What will make the difference between good systems and great systems is how much we are able to enhance resilience in the systems we design and build. We hear a lot of talk about smart grids and smart homes, but we don't think about the best ways to design and build them so they are not vulnerable to hacks and abuse. While these resources will be a lot about systems and components that are not that complex or mysterious, the program of bits and things and projects and resources related to digital control systems will be just as important as the other technologies.
The best way to handle information about marketplaces and suppliers may be to create a colony on WikiRate of members from our commons who focus on particular products and markets of interest to them. Our more critical resources will need us to develop our own systems that are likely to be Decko based like WikiRate. We will want to develop the code and support systems to defend the infrastructure we design and build from malware and malicious hacking. Of course this will just be a component of the overall systems functions. The commons will fund and develop advanced control systems that include both open hardware and software.
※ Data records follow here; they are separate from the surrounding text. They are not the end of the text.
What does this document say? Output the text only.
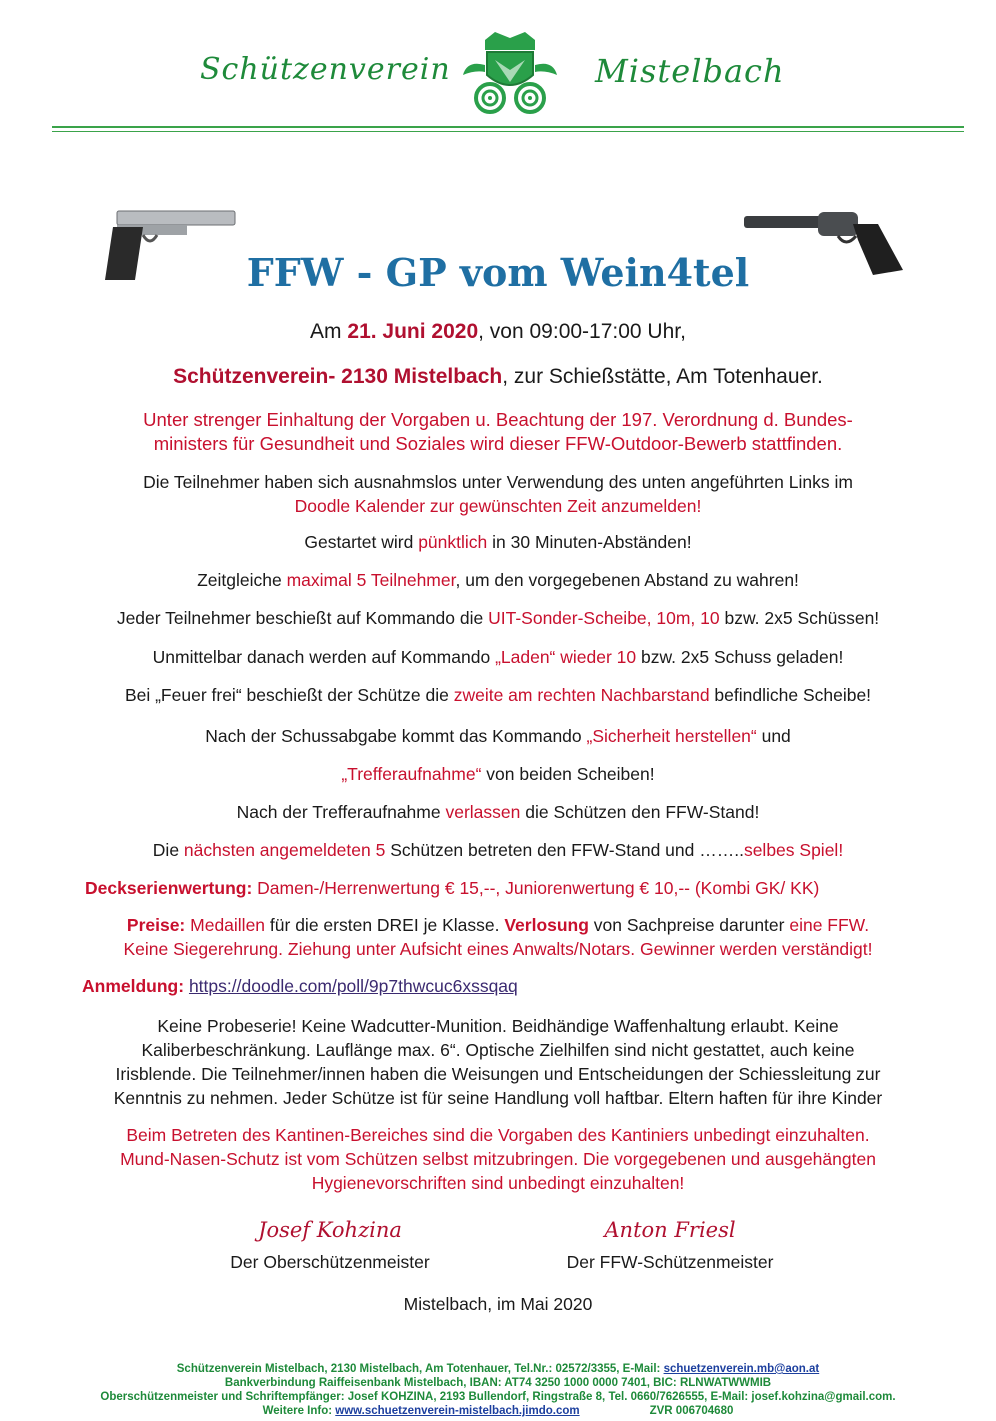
Schützenverein	Mistelbach
FFW - GP vom Wein4tel
Am 21. Juni 2020, von 09:00-17:00 Uhr,
Schützenverein- 2130 Mistelbach, zur Schießstätte, Am Totenhauer.
Unter strenger Einhaltung der Vorgaben u. Beachtung der 197. Verordnung d. Bundes-
ministers für Gesundheit und Soziales wird dieser FFW-Outdoor-Bewerb stattfinden.
Die Teilnehmer haben sich ausnahmslos unter Verwendung des unten angeführten Links im
Doodle Kalender zur gewünschten Zeit anzumelden!
Gestartet wird pünktlich in 30 Minuten-Abständen!
Zeitgleiche maximal 5 Teilnehmer, um den vorgegebenen Abstand zu wahren!
Jeder Teilnehmer beschießt auf Kommando die UIT-Sonder-Scheibe, 10m, 10 bzw. 2x5 Schüssen!
Unmittelbar danach werden auf Kommando „Laden“ wieder 10 bzw. 2x5 Schuss geladen!
Bei „Feuer frei“ beschießt der Schütze die zweite am rechten Nachbarstand befindliche Scheibe!
Nach der Schussabgabe kommt das Kommando „Sicherheit herstellen“ und
„Trefferaufnahme“ von beiden Scheiben!
Nach der Trefferaufnahme verlassen die Schützen den FFW-Stand!
Die nächsten angemeldeten 5 Schützen betreten den FFW-Stand und ……..selbes Spiel!
Deckserienwertung: Damen-/Herrenwertung € 15,--, Juniorenwertung € 10,-- (Kombi GK/ KK)
Preise: Medaillen für die ersten DREI je Klasse. Verlosung von Sachpreise darunter eine FFW.
Keine Siegerehrung. Ziehung unter Aufsicht eines Anwalts/Notars. Gewinner werden verständigt!
Anmeldung: https://doodle.com/poll/9p7thwcuc6xssqaq
Keine Probeserie! Keine Wadcutter-Munition. Beidhändige Waffenhaltung erlaubt. Keine
Kaliberbeschränkung. Lauflänge max. 6“. Optische Zielhilfen sind nicht gestattet, auch keine
Irisblende. Die Teilnehmer/innen haben die Weisungen und Entscheidungen der Schiessleitung zur
Kenntnis zu nehmen. Jeder Schütze ist für seine Handlung voll haftbar. Eltern haften für ihre Kinder
Beim Betreten des Kantinen-Bereiches sind die Vorgaben des Kantiniers unbedingt einzuhalten.
Mund-Nasen-Schutz ist vom Schützen selbst mitzubringen. Die vorgegebenen und ausgehängten
Hygienevorschriften sind unbedingt einzuhalten!
Josef Kohzina
Der Oberschützenmeister
Anton Friesl
Der FFW-Schützenmeister
Mistelbach, im Mai 2020
Schützenverein Mistelbach, 2130 Mistelbach, Am Totenhauer, Tel.Nr.: 02572/3355, E-Mail: schuetzenverein.mb@aon.at
Bankverbindung Raiffeisenbank Mistelbach, IBAN: AT74 3250 1000 0000 7401, BIC: RLNWATWWMIB
Oberschützenmeister und Schriftempfänger: Josef KOHZINA, 2193 Bullendorf, Ringstraße 8, Tel. 0660/7626555, E-Mail: josef.kohzina@gmail.com.
Weitere Info: www.schuetzenverein-mistelbach.jimdo.com	ZVR 006704680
This is not to ignore the mechanical and electrical system designs that we accumulate in our commons.
As a general contractor I want a networked resource who know how to build, install and maintain the systems and services of the 21st century and beyond. In my father's generation you could see how almost all of the technology worked with the naked eye, and you could take it apart and put it back together better with simple tools and ones you could invent yourself. We want a commons to hold the knowledge base, to develop new shared knowledge and systems designs and to create and maintain marketplaces for the products and services related to all this knowledge. Who will service your electric car? The dealer, sure, but the success of products like the automobile depends on the aftermarkets of products and services around them. I'd say it is a clear indication of success and maturity that they develop markets. This commons is all about catalyzing this kind of market and taking advantable of the passion of fanatic user communities.
As someone who enjoys tinkering and customizing my things and spaces, I want to be able to get professional knowledge and advice when I'm building and tinkering or to be able to call in some pros for bigger projects. As an expert in systems and ecological design, I want to contribute to the commons and get a bit of income from that work. I know it is speculative so maybe this is all styled as gift economy work and income could come from gifts and bounties that acknowledge my contributions.